The results of these fiscal mismanagement decisions created and continues to create anxiety among retires and their beneficiaries of whether or not they will continue to have pension checks to receive as promised.

More importantly, the implementation of the CNMI casino law also causes a major moral and ethical irresponsibility by the CNMI government, the foreign investors from China (Imperial Pacific International), Scientific Consultants Services, Inc., and others who participated in the approval to make a sacred ancient Chamorro village and burial ground the site of the Best Sunshine Grand Mariana Casino and Imperial Pacific Resort where over 400 (plus 200-plus) ancient Chamorro remains were disinterred from their grave site; and continue to be displaced since 2015.

This ancient village and burial ground of Anaguan was established dated A.D. 1100 or 990 years ago. The destruction and desecration of our cultural and historical heritage as Taotao Tano at this site is lost forever. Our children and the future generations of Chamorro children will never have the opportunity to walk on this pristine landscape or to pay tribute and homage to their ancestors’ heritage.

It is our intention that when opposing a position of the government, that we also provide for an alternative solution. That said, we propose that the CNMI Legislature provide for a legislation to authorize the Commonwealth Development Authority and the Pacific Islands Development Bank to provide for a credit facility and/or a loan guaranty for the payments of the bond obligation and the retirement fund settlement fund payments, or any other government operation expenses a deemed necessary today and in the future.

CDA is a government financial institution that has provided numerous loans to the CNMI government (e.g. CUC); and the Pacific Islands Development Bank or PIDB where the CNMI is a current member and shareholder of the bank. Shareholders and members also include the governments of the Republic of Marshall Islands, Republic of Palau, Island of Guahan, and the Federated States of Micronesia (Chuuk, Kosrae, Pohnpei, and Yap).

There are millions of dollars that have been invested into PIDB where some of the members of the Legislature, past and present, including retirees, and those in the administration have benefitted through PIDB’s loan programs. There are several alternative ways to solve the CNMI’s current financial debacle.
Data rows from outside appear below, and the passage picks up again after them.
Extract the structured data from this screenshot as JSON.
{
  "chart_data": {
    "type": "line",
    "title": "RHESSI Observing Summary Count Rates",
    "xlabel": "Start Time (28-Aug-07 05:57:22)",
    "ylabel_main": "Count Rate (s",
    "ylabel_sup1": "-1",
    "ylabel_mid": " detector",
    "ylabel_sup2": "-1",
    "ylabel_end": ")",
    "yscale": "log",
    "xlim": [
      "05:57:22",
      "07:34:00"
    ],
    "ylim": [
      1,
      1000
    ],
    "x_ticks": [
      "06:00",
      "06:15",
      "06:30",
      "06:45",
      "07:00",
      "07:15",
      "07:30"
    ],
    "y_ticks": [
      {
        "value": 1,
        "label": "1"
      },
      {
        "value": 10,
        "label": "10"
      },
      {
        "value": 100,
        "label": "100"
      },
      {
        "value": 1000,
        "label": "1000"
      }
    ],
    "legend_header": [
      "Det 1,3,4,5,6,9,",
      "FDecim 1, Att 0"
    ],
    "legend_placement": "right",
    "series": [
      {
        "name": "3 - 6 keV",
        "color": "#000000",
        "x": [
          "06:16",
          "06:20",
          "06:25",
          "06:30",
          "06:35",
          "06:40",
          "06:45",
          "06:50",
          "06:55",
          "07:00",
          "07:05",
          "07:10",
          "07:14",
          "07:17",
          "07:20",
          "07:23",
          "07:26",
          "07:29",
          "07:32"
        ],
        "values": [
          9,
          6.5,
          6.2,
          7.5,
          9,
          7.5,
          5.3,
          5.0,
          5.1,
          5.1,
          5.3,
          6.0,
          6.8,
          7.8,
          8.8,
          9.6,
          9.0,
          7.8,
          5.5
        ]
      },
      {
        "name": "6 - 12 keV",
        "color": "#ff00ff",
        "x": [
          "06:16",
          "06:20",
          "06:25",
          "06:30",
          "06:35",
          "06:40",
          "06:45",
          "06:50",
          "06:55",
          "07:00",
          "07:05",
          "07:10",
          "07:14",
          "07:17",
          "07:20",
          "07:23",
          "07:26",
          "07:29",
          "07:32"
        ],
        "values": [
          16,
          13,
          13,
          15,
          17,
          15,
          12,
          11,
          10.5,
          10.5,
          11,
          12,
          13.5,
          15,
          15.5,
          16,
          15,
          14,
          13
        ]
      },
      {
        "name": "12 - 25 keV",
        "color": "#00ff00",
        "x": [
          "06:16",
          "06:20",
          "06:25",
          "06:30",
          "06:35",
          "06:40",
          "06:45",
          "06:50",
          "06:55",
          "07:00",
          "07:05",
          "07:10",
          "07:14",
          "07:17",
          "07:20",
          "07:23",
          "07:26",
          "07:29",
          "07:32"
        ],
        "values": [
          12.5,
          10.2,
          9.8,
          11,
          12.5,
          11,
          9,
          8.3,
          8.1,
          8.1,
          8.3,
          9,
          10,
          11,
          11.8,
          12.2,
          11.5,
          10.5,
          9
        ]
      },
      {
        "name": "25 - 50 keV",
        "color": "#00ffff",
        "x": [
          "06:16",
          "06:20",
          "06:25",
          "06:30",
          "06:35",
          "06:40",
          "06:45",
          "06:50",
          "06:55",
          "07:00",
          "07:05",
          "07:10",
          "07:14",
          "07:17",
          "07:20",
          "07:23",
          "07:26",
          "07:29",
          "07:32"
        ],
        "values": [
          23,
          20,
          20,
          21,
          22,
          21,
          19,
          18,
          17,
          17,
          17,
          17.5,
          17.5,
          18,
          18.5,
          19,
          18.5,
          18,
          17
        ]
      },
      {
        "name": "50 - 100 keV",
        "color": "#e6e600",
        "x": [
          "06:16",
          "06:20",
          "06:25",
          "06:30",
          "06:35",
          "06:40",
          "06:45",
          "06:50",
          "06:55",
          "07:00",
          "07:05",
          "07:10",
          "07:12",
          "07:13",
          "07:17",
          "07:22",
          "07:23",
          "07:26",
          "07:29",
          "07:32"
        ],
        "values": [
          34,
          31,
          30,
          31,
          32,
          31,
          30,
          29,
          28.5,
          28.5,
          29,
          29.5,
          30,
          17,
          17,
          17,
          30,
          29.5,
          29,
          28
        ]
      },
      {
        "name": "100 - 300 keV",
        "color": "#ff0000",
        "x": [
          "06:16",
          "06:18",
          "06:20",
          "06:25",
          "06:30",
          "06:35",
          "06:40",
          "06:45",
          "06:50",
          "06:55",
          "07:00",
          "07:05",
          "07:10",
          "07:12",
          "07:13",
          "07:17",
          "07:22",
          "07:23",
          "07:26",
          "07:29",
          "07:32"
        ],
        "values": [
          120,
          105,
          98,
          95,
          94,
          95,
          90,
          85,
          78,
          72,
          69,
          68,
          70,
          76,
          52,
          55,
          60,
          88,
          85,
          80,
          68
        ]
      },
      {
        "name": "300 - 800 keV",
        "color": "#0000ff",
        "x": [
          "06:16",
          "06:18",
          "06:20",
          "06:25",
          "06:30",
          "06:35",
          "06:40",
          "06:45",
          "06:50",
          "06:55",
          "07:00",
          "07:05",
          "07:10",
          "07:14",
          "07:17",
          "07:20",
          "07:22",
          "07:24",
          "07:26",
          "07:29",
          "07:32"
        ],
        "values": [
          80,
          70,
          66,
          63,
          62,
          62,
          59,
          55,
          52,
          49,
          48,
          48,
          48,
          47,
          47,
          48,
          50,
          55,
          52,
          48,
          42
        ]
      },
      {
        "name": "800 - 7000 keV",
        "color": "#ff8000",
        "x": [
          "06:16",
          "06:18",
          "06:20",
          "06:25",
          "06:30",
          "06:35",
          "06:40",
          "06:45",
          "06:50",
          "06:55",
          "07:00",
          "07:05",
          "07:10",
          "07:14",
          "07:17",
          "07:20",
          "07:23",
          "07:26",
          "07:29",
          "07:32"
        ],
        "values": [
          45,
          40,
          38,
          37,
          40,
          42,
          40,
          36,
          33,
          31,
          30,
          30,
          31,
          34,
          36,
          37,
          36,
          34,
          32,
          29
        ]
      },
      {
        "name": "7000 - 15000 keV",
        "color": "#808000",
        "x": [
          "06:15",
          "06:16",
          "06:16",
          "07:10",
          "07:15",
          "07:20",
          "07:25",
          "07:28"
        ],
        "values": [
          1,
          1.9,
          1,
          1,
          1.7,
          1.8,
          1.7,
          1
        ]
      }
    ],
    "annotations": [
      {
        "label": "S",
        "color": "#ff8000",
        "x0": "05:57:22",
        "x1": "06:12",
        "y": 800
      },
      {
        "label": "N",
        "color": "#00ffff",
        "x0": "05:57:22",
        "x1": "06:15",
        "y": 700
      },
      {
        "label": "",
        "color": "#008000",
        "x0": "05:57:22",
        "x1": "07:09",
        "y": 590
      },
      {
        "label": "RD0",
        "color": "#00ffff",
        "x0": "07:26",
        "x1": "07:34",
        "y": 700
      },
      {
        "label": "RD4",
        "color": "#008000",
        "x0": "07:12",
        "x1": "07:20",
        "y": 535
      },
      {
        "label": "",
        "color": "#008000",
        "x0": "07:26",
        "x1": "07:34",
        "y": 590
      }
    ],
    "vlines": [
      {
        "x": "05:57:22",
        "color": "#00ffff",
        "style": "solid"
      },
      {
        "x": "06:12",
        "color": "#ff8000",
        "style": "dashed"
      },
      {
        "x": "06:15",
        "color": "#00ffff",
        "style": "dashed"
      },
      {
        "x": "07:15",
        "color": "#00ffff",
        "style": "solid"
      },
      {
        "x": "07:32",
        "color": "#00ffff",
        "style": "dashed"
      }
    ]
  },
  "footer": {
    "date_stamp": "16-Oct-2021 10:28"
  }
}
The government must focus to find other ways to meet its financial needs as they are elected and appointed to do so.

Most importantly, the DPL and MPLT trust funds are not intended to pay for government operating expenses as the Legislature sees fit or wishes because there are potential constitutional violation of the applicable laws governing the trust fund public policy rationale; and as also stated in this proposed legislation.

To this end, in the last 40 years or since the establishment of the CNMI constitutional government, there has not been any resolution to address and protect the Chamorros, i Taotao Tano, who are the true and rightful owners of these lands for 40 centuries or over 3,500 years.

Again, the Matua Council opposes the passage of H.B. 20-044 in its entirety because it intends to further displace and mismanage fund proceeds intended for the benefit of both DPL and MPLT’s intended beneficiaries.